Diese Überlegungen brachten die Mullahs in eine heikle Lage. Einerseits konnten sie nicht direkt gegen die Landreform opponieren ohne ihr Gesicht zu verlieren und von den Massen beschuldigt zu werden, ihre eigenen finanziellen Interessen oder die ihrer sagenhaft reichen feudalen Unterstützer in den Vordergrund zu stellen. Andererseits konnte sie es aber auch nicht riskieren, ihre finanzielle und politische Grundlage zu verlieren. Das religiöse Establishment suchte logischerweise nach Argumenten gegen die Reform, angefangen beim Scharia Gesetz bis hin zu möglichen Schäden für den landwirtschaftlichen Ertrag des Landes.
Die Nationale Front, eine Gruppe Linksliberaler oder Sozialdemokraten, war in ähnlicher Weise gegen diesen Schritte. Sie wurde vom ehemaligen iranischen Premierminister Dr. Mossadegh ins Leben gerufen und war gegen die bestehende Vorherrschaft und Kontrolle des Westens über die natürlichen Ressourcen Irans. 1953 erliess Dr. Mossadegh das Nationalisierungsgesetz des Öls, was umgehend zum Verlust beinahe jeglicher britischer und amerikanischer Öleinnnahmen und im Gegenzug zu einem militärischen Putschversuch führte, der von CIA und dem MI6 ermöglicht wurde.

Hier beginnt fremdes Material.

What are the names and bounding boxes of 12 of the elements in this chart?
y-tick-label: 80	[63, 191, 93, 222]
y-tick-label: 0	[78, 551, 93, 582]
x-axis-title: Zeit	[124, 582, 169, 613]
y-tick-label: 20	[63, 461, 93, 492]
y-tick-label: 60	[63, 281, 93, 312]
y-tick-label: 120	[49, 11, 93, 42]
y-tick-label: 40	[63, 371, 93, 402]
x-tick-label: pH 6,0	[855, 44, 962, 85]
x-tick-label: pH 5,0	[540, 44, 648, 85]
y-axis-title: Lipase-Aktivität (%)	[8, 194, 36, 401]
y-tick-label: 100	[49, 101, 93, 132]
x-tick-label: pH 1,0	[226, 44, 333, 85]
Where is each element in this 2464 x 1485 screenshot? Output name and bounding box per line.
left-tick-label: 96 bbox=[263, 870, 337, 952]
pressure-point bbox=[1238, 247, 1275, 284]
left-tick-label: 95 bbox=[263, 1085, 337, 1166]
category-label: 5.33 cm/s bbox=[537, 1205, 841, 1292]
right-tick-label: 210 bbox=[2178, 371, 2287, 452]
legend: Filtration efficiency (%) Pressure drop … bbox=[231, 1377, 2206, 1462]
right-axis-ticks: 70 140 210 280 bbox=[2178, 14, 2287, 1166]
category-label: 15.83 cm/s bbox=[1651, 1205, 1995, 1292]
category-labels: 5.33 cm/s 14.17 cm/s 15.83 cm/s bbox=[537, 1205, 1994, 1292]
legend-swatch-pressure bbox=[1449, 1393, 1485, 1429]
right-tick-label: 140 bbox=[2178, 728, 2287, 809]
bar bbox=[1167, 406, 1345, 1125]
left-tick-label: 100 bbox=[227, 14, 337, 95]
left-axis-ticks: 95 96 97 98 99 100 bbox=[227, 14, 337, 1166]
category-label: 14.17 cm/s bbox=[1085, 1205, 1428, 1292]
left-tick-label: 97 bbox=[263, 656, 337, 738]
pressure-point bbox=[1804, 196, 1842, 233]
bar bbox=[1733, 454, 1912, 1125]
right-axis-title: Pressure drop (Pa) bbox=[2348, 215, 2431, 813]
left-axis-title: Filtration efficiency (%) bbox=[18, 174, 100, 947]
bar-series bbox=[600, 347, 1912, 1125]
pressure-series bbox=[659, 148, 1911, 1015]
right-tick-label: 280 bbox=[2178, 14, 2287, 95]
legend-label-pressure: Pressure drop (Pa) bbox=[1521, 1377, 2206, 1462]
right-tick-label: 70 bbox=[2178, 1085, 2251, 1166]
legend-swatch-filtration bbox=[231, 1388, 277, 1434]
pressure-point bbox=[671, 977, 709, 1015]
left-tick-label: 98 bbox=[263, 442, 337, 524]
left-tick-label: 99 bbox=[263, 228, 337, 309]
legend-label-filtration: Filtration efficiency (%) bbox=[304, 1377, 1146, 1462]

Doch die Mitglieder der Nationalen Front waren wegen den Ereignissen von 1953 verbittert, da die Regierung ihren Helden der Macht enthob und sie auch dem verstorbenen Schah niemals dafür vergaben. Wie die Mullahs standen auch sie in engem Kontakt mit dem feudalen Establishment. Mossadegh selbst entstammte einer aristokratischen Familie und sein Onkel, Prinz Farmanfarma, war wohl der einflussreichste Grossgrundbesitzer seiner Zeit. Die Nationale Front stand vor dem gleichen Dilemma wie die Mullahs: Wie widersetzt man sich der Weissen Revolution ohne sein Gesicht zu verlieren und wie ein Heuchler auszusehen? In einer ähnlichen Zwickmühle befand sich die radikale Linke. Zu diesen Lagern gehörten verschiedene kommunistische Gruppierungen; die grösste und zugleich älteste war die „Tudeh“ Partei, die eine unerschütterliche pro-sowjetische Haltung vertrat. Als Kommunisten konnten sie das Feudalsystem nicht verteidigen, doch lehnten sie dessen Abschaffungsvorschlag vom Schah ab, der dadurch unter ihrer grössten potenziellen Basis, den Bauern, an Beliebtheit gewonnen hätte.